- Folha de S. Paulo
Datafolha mostrou desinteresse pela Copa, mas jogos batem recordes de audiência
Desde 1994, o desinteresse pela Copa não era tão grande, disseram os brasileiros ao Datafolha neste mês: 53% afirmavam não ter interesse algum pelo Mundial.
Teria mudado o Natal ou mudamos nós, para emendar o sonetinho de Machado de Assis? O país do futebol não é mais? Ou apenas estamos fulos e fartos de tanto 7 a 1, na política, na economia e, por tabela, até no futebol?
Na manhã da sofrência de sexta-feira (22) contra o time da Costa Rica, 82% das TVs ligadas mostravam o jogo pela Globo, na Grande São Paulo; no Rio, 85%. A TV por assinatura não entra na conta. Foi a maior audiência desde 2006, quando os recordes foram um final de novela e o jogo entre Brasil e França pela Copa daquele ano.
Embora os dados não sejam comparáveis, parece haver uma bola dividida aí.
Por vezes, uma resposta a pergunta de pesquisa de opinião expressa preocupação com algo diferente. Por exemplo, a expectativa de alta de preços que aparece nas pesquisas do Datafolha nem sempre reflete temor real quanto à inflação, mas ansiedade com o noticiário de crises políticas, motivo de medo de que a vida piore em geral.
Entre 1994 e 2010, a demonstração de “grande interesse” pela Copa do Mundo ficava entre a casa dos 50% e dos 40%. Em 2014, na casa dos 30%. Neste 2018, em torno de 20%. Parece haver uma tendência aí, embora a série de pesquisas seja curta.
Talvez houvesse mais interesse pelo futebol nos tempos de opções de entretenimento mais escassas.

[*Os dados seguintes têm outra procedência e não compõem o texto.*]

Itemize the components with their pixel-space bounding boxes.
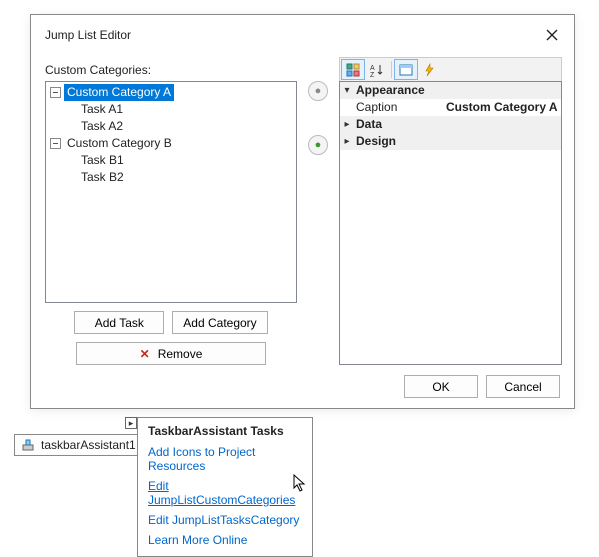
property-grid-pane: A Z [339,57,562,365]
tree-task[interactable]: Task A1 [46,101,296,118]
close-button[interactable] [540,23,564,47]
lightning-icon [423,63,437,77]
svg-text:Z: Z [370,72,375,77]
tree-node-label[interactable]: Custom Category B [64,135,175,152]
tree-node-label[interactable]: Task B2 [78,169,127,186]
events-button[interactable] [418,59,442,80]
pg-property-name: Caption [340,99,446,116]
add-category-button[interactable]: Add Category [172,311,267,334]
custom-categories-label: Custom Categories: [45,63,297,77]
svg-text:A: A [370,65,375,72]
remove-label: Remove [158,347,203,361]
add-task-button[interactable]: Add Task [74,311,164,334]
expander-icon[interactable] [50,138,61,149]
cancel-button[interactable]: Cancel [486,375,560,398]
dialog-actions: OK Cancel [404,375,560,398]
mid-column: ● ● [305,57,331,365]
remove-button[interactable]: ✕ Remove [76,342,266,365]
titlebar: Jump List Editor [31,15,574,51]
add-button[interactable]: ● [308,135,328,155]
pg-property-value[interactable]: Custom Category A [446,99,561,116]
dot-icon: ● [315,85,322,97]
jump-list-editor-dialog: Jump List Editor Custom Categories: Cust… [30,14,575,409]
tree-task[interactable]: Task B1 [46,152,296,169]
chevron-down-icon[interactable]: ▾ [340,82,354,99]
dialog-title: Jump List Editor [45,28,540,42]
ok-button[interactable]: OK [404,375,478,398]
move-button[interactable]: ● [308,81,328,101]
tree-node-label[interactable]: Task A2 [78,118,126,135]
property-pages-icon [399,63,413,77]
property-grid-toolbar: A Z [339,57,562,81]
component-tray-item[interactable]: taskbarAssistant1 [14,434,145,456]
categorized-icon [346,63,360,77]
smart-panel-title: TaskbarAssistant Tasks [148,424,302,438]
categorized-button[interactable] [341,59,365,80]
tree-category[interactable]: Custom Category A [46,84,296,101]
property-pages-button[interactable] [394,59,418,80]
pg-category-name: Design [354,133,446,150]
smart-tag-panel: TaskbarAssistant Tasks Add Icons to Proj… [137,417,313,557]
component-icon [21,438,35,452]
smart-link[interactable]: Learn More Online [148,530,302,550]
component-name-label: taskbarAssistant1 [41,438,136,452]
tree-node-label[interactable]: Task A1 [78,101,126,118]
tree-task[interactable]: Task A2 [46,118,296,135]
tree-category[interactable]: Custom Category B [46,135,296,152]
categories-tree[interactable]: Custom Category A Task A1 Task A2 Custom… [45,81,297,303]
plus-icon: ● [315,139,322,151]
pg-category-name: Data [354,116,446,133]
tree-node-label[interactable]: Task B1 [78,152,127,169]
pg-category-row[interactable]: ▸ Data [340,116,561,133]
pg-property-row[interactable]: Caption Custom Category A [340,99,561,116]
left-pane: Custom Categories: Custom Category A Tas… [45,57,297,365]
pg-category-row[interactable]: ▸ Design [340,133,561,150]
smart-link[interactable]: Edit JumpListCustomCategories [148,476,302,510]
alphabetical-icon: A Z [370,63,384,77]
expander-icon[interactable] [50,87,61,98]
alphabetical-button[interactable]: A Z [365,59,389,80]
remove-x-icon: ✕ [140,347,150,361]
close-icon [546,29,558,41]
chevron-right-icon[interactable]: ▸ [340,133,354,150]
chevron-right-icon[interactable]: ▸ [340,116,354,133]
property-grid[interactable]: ▾ Appearance Caption Custom Category A ▸… [339,81,562,365]
pg-category-name: Appearance [354,82,446,99]
smart-link[interactable]: Edit JumpListTasksCategory [148,510,302,530]
pg-category-row[interactable]: ▾ Appearance [340,82,561,99]
smart-tag-arrow[interactable]: ▸ [125,417,137,429]
tree-node-label[interactable]: Custom Category A [64,84,174,101]
smart-link[interactable]: Add Icons to Project Resources [148,442,302,476]
tree-task[interactable]: Task B2 [46,169,296,186]
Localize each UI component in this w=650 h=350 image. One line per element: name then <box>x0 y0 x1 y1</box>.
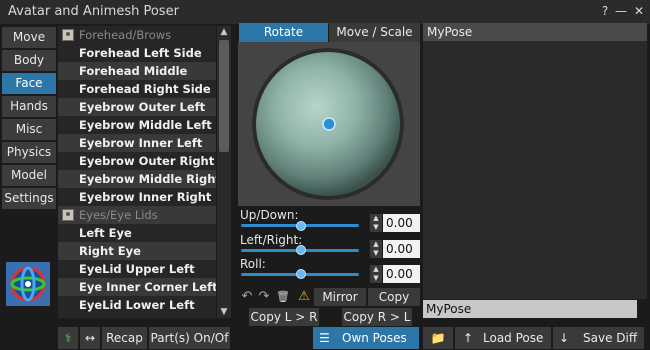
load-pose-button[interactable]: ↑ Load Pose <box>455 327 551 349</box>
list-group-forehead-brows[interactable]: Forehead/Brows <box>58 26 216 44</box>
list-item[interactable]: Eye Inner Corner Left <box>58 278 216 296</box>
list-item[interactable]: Eyebrow Outer Left <box>58 98 216 116</box>
tab-move-scale[interactable]: Move / Scale <box>329 23 420 42</box>
help-icon[interactable]: ? <box>598 4 612 18</box>
delete-icon[interactable]: 🗑 <box>276 289 290 305</box>
list-group-eyes-eye-lids[interactable]: Eyes/Eye Lids <box>58 206 216 224</box>
swap-icon[interactable]: ↔ <box>80 327 100 349</box>
load-icon: ↑ <box>463 331 474 345</box>
window-title: Avatar and Animesh Poser <box>8 4 179 19</box>
slider-label-roll: Roll: <box>240 257 266 271</box>
scroll-up-icon[interactable]: ▲ <box>217 26 231 38</box>
pose-list-header-label: MyPose <box>427 25 473 39</box>
input-roll[interactable]: 0.00 <box>383 265 420 283</box>
pose-name-input-value: MyPose <box>426 302 472 316</box>
list-item[interactable]: Eyebrow Middle Right <box>58 170 216 188</box>
slider-roll-knob[interactable] <box>296 269 306 279</box>
slider-label-up-down: Up/Down: <box>240 208 299 222</box>
folder-icon[interactable]: 📁 <box>423 327 453 349</box>
save-icon: ↓ <box>559 331 570 345</box>
slider-left-right-knob[interactable] <box>296 245 306 255</box>
redo-icon[interactable]: ↷ <box>257 289 271 305</box>
pose-list[interactable] <box>423 41 647 299</box>
pose-name-input[interactable]: MyPose <box>423 300 637 318</box>
copy-right-to-left-button[interactable]: Copy R > L <box>342 308 412 326</box>
save-diff-button[interactable]: ↓ Save Diff <box>553 327 644 349</box>
rotation-trackball[interactable] <box>238 42 420 206</box>
spin-down-icon: ▼ <box>373 249 379 257</box>
slider-up-down-knob[interactable] <box>296 221 306 231</box>
side-tab-model[interactable]: Model <box>2 165 56 186</box>
group-icon <box>62 209 74 221</box>
joint-list[interactable]: Forehead/Brows Forehead Left Side Forehe… <box>58 26 216 318</box>
list-icon: ☰ <box>319 331 330 345</box>
list-item[interactable]: Eyebrow Outer Right <box>58 152 216 170</box>
input-left-right[interactable]: 0.00 <box>383 240 420 258</box>
list-item[interactable]: Forehead Left Side <box>58 44 216 62</box>
joint-list-scrollbar[interactable]: ▲ ▼ <box>217 26 231 318</box>
group-icon <box>62 29 74 41</box>
scroll-thumb[interactable] <box>219 40 229 152</box>
side-tab-face[interactable]: Face <box>2 73 56 94</box>
slider-label-left-right: Left/Right: <box>240 233 303 247</box>
warning-icon[interactable]: ⚠ <box>296 289 312 305</box>
side-tab-body[interactable]: Body <box>2 50 56 71</box>
list-item[interactable]: Right Eye <box>58 242 216 260</box>
spin-up-icon: ▲ <box>373 265 379 273</box>
figure-icon[interactable]: ⚕ <box>58 327 78 349</box>
own-poses-button[interactable]: ☰ Own Poses <box>313 327 419 349</box>
side-tab-move[interactable]: Move <box>2 27 56 48</box>
side-tab-settings[interactable]: Settings <box>2 188 56 209</box>
recap-button[interactable]: Recap <box>102 327 147 349</box>
side-tab-misc[interactable]: Misc <box>2 119 56 140</box>
spin-down-icon: ▼ <box>373 274 379 282</box>
undo-icon[interactable]: ↶ <box>240 289 254 305</box>
minimize-icon[interactable]: — <box>614 4 628 18</box>
copy-button[interactable]: Copy <box>368 288 420 306</box>
side-tab-physics[interactable]: Physics <box>2 142 56 163</box>
input-up-down[interactable]: 0.00 <box>383 214 420 232</box>
scroll-down-icon[interactable]: ▼ <box>217 306 231 318</box>
spinner-up-down[interactable]: ▲ ▼ <box>370 214 382 232</box>
poser-logo-icon <box>6 262 50 306</box>
side-tab-hands[interactable]: Hands <box>2 96 56 117</box>
parts-toggle-button[interactable]: Part(s) On/Of <box>149 327 230 349</box>
spin-down-icon: ▼ <box>373 223 379 231</box>
pose-list-header[interactable]: MyPose <box>423 23 647 41</box>
spin-up-icon: ▲ <box>373 240 379 248</box>
spinner-left-right[interactable]: ▲ ▼ <box>370 240 382 258</box>
list-item[interactable]: Eyebrow Inner Left <box>58 134 216 152</box>
list-item[interactable]: EyeLid Upper Left <box>58 260 216 278</box>
mirror-button[interactable]: Mirror <box>314 288 366 306</box>
list-item[interactable]: Forehead Middle <box>58 62 216 80</box>
trackball-handle-icon[interactable] <box>322 117 336 131</box>
list-item[interactable]: Forehead Right Side <box>58 80 216 98</box>
list-item[interactable]: Eyebrow Inner Right <box>58 188 216 206</box>
spin-up-icon: ▲ <box>373 214 379 222</box>
copy-left-to-right-button[interactable]: Copy L > R <box>249 308 319 326</box>
close-icon[interactable]: ✕ <box>632 4 646 18</box>
title-bar: Avatar and Animesh Poser ? — ✕ <box>0 0 650 24</box>
list-item[interactable]: Eyebrow Middle Left <box>58 116 216 134</box>
list-item[interactable]: Left Eye <box>58 224 216 242</box>
tab-rotate[interactable]: Rotate <box>239 23 328 42</box>
spinner-roll[interactable]: ▲ ▼ <box>370 265 382 283</box>
list-item[interactable]: EyeLid Lower Left <box>58 296 216 314</box>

Quem tem perto de 50 anos se lembra do vício dos meninos em futebol. A diversão era toda analógica e em carne viva, sem games, celulares ou mesmo videocassetes.
Até meados dos anos 1980, os melhores jogadores não haviam migrado, fora um e outro (apenas a partir de 1990 a seleção passa a ter mais de 50% de expatriados). Ainda havia memória viva dos times estelares de 1958 a 1970.
Cerca de 140 milhões dos 208 milhões de brasileiros de agora não tinham nascido ou idade para ter vivido essa época com lembranças mais fortes. Note-se que, segundo o Datafolha, o time mítico de 1970 tem tantos votos (22%) quanto os de 1994 e 2002 na eleição de melhor seleção da história. O escrete brilhante de 1958 levou só 1% dos votos.
A explicação parece bonitinha, mas não cola. Sim, o futebol é uma brincadeira entre tantas outras, cada vez mais marginal. Mas ainda em 2010 havia interesse grande pela Copa, diz o Datafolha, mesmo que não tenhamos mais relação maníaca com o esporte. De resto, o interesse pelo futebol dos mais velhos não é tão maior que o de mais jovens.
O futebol não é mais um “fato social total”, para usar de modo sarcástico uma expressão da etnografia, mas nos serve de metáfora, dos 7 a 1 às pantomimas cadentes de Neymar. O jogador é um superstar totêmico, emblema de características e anseios nacionais, por bem e por mal.
Admira-se seu talento e seu sucesso, tido como ostentatório e popularesco. É motivo de inveja, mas também bode expiatório de males como a malandragem que burla regras do jogo, tão brasileirinha. Neymar, seus luxos, sua namorada estrela, seu choro, seu meião rasgado e seus tombos são assunto do país e motivo de debates sobre o caráter nacional brasileiro.
Talvez amemos a Copa, Neymar e mesmo o 7 a 1, pois motivam esperanças secretas e exageradas de vingança, de redenção de tantos desastres. Também os detestamos: enquanto a revanche não vem, temos raiva.